Butter 黄油 | 3 oz |
Onions(chopped) 洋葱(剁碎) | 3 oz |
Mushrooms(sliced) 蘑菇(切片) | 6 oz |
Flour 面粉 | 2 oz |
Chicken stock 鸡高汤 | 6 cups |
Heavy Cream 奶油 | 3 oz |
Salt 盐 | TT 适量 |
White pepper 白胡椒粉 | TT 适量 |
Parsley 香叶 | Garnish 装饰用 |
Heat the butter in a pot over medium heat. 在锅中将黄油加热。
Sweat the onions and mushrooms, but do not brown. 将黄油煸香,不要炒到焦黄。
Reserve a few pieces of mushroom for garnish. 取出几片蘑菇装饰用。

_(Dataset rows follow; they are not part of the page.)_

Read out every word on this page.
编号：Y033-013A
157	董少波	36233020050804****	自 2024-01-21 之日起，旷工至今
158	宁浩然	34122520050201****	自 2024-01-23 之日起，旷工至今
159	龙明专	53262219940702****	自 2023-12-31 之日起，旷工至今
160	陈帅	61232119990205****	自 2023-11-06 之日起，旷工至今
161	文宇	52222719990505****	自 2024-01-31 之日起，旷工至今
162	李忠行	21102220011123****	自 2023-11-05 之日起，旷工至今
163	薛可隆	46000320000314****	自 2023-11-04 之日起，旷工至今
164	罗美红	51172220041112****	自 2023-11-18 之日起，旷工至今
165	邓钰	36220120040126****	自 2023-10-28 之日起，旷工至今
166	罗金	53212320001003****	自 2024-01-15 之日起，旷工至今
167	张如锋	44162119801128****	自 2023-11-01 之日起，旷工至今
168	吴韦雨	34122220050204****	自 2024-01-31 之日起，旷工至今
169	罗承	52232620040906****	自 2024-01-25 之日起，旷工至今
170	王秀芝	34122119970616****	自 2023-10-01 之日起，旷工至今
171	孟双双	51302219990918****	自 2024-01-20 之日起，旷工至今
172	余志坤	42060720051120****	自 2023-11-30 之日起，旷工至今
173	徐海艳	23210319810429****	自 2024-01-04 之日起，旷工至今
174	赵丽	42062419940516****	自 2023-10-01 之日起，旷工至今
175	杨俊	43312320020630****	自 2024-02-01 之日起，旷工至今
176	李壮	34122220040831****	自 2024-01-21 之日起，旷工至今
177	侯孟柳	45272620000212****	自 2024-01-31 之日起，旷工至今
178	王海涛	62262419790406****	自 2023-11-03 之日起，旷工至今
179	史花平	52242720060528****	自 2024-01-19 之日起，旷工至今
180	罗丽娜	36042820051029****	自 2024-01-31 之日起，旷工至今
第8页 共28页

Add the flour and make a white roux. 加入面粉搅拌成白色面糊。
Add the stock and bring the soup to a boil. Turn it down to a simmer and let cook until the vegetables are tender. 加入高汤烧开,关小火慢煮直至蔬菜变软。
Puree the soup and then pass it through a china cap to get a smooth consistency. 将汤用电动搅拌器搅打并用粗目滤勺过滤成顺滑的糊状汤。
Heat the cream. Add the cream to the soup at the end to get the desired consistency. 将奶油加热加入汤中搅拌直至得到想要的稠度。
Season to taste and garnish with reserved mushrooms and fresh parsley. 加盐和胡椒粉调味并用蘑菇片和香叶装饰。